The only practice which could get into trouble would be if someone
allocated an old sized IRP using a constant size, then copied the
IRP from a new IRP including copying the 12 byte header. This would
cause the size to be incorrect. While the copy would still not be
treated as a new IRP (the copy's stack pointer would be invalid),
the size deallocated would be different from the allocated size.

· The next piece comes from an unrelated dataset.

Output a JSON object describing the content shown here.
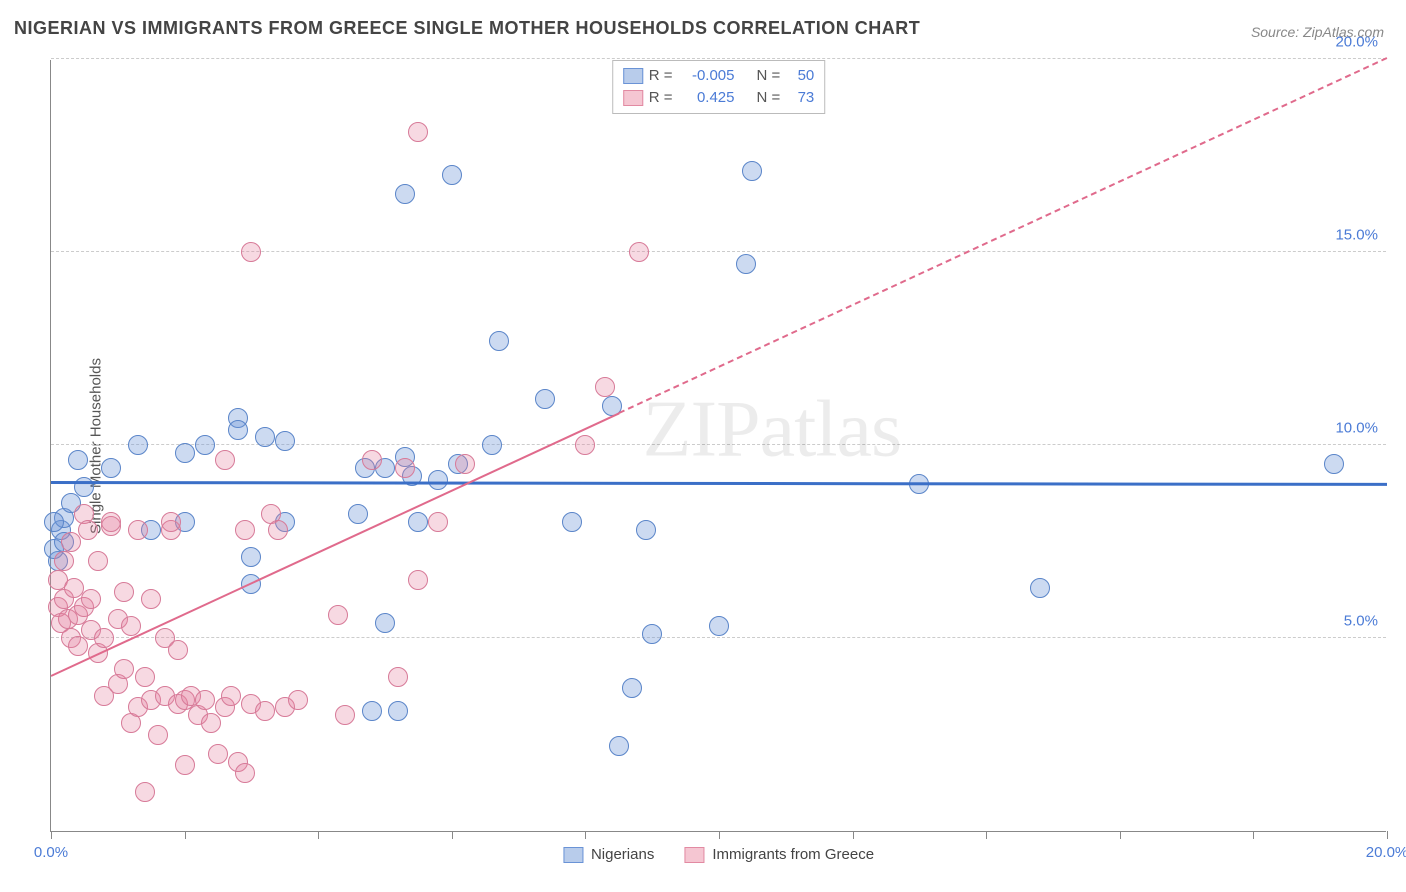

This kind of copy is however a highly suspect practice and should be
stamped out if it exists in some third party code. I do not believe
it is in fact used. The more common practice would be to allocate
up to some constant size and copy up to that size. That would fail
to be mistaken also.

If IRPs created by fast-io or by sysqioreq have the new format, most
IRPs in the system will have the extra storage needed.

Usage:

When an IRP is encountered that is in the new format (per the tests
above), if there is room on the stack for the context one saves, it
is saved there and the curcsp field is updated to point to the next
free location. When context is used, the old curcsp field gets
reloaded.

Should the stack be missing or not enough space left to hold a full
context, the irp$v_onstack flag is cleared (if present) and the curcsp
field is left alone (if present). Another structure is allocated in pool
to store context and linked to a queue maintained by the intercept (or
a hash block is allocated and used) and the context is stored there.
This hash block or queue element must have the IRP address so that the
correct one can be found at post processing time. The context block must
also have the prior state of the flags so that when postprocessing is done
on the IRP, the flags can be reset. That way, if the stack overflowed, the
old flags will indicate that the next context down is on the IRP context
stack.

At post processing when the context information must be restored to
post process the IRP in the correct device context, the context
location is determined as it is when the information is to be stored
and is reloaded into the IRP prior to completing its posting. If an
auxiliary structure was allocated, it must be freed at post processing
time too, once its data is reloaded. 

With the new code being added to allow post processing to be handled at
IPL 8 by intercepts, this gives a low overhead way to process I/O
interception and add new processing without much change to any
drivers. 

Any code that produces old style IRPs will find that they also work, and
are not interfered with by this logic. Any cloned or copied IRPs will
work as before with the "auxiliary structure" path of this logic. Most
IRPs will however be able to use the IRP itself, with a few tess added
which involve no PALcode calls. Only code that corrupts the IRP header
could get into trouble, and that is a tiny risk due to a basically
broken coding practice anyway.

Conclusion:

This scheme is low in risk, and provides significant performance and
orderliness benefits to future I/O level intercepts including those
wanted by EDO. It will not break existing drivers or code, but will
allow new intercepts to run faster than otherwise possible and will
avoid need in the future for yet more dedicated IRP cells.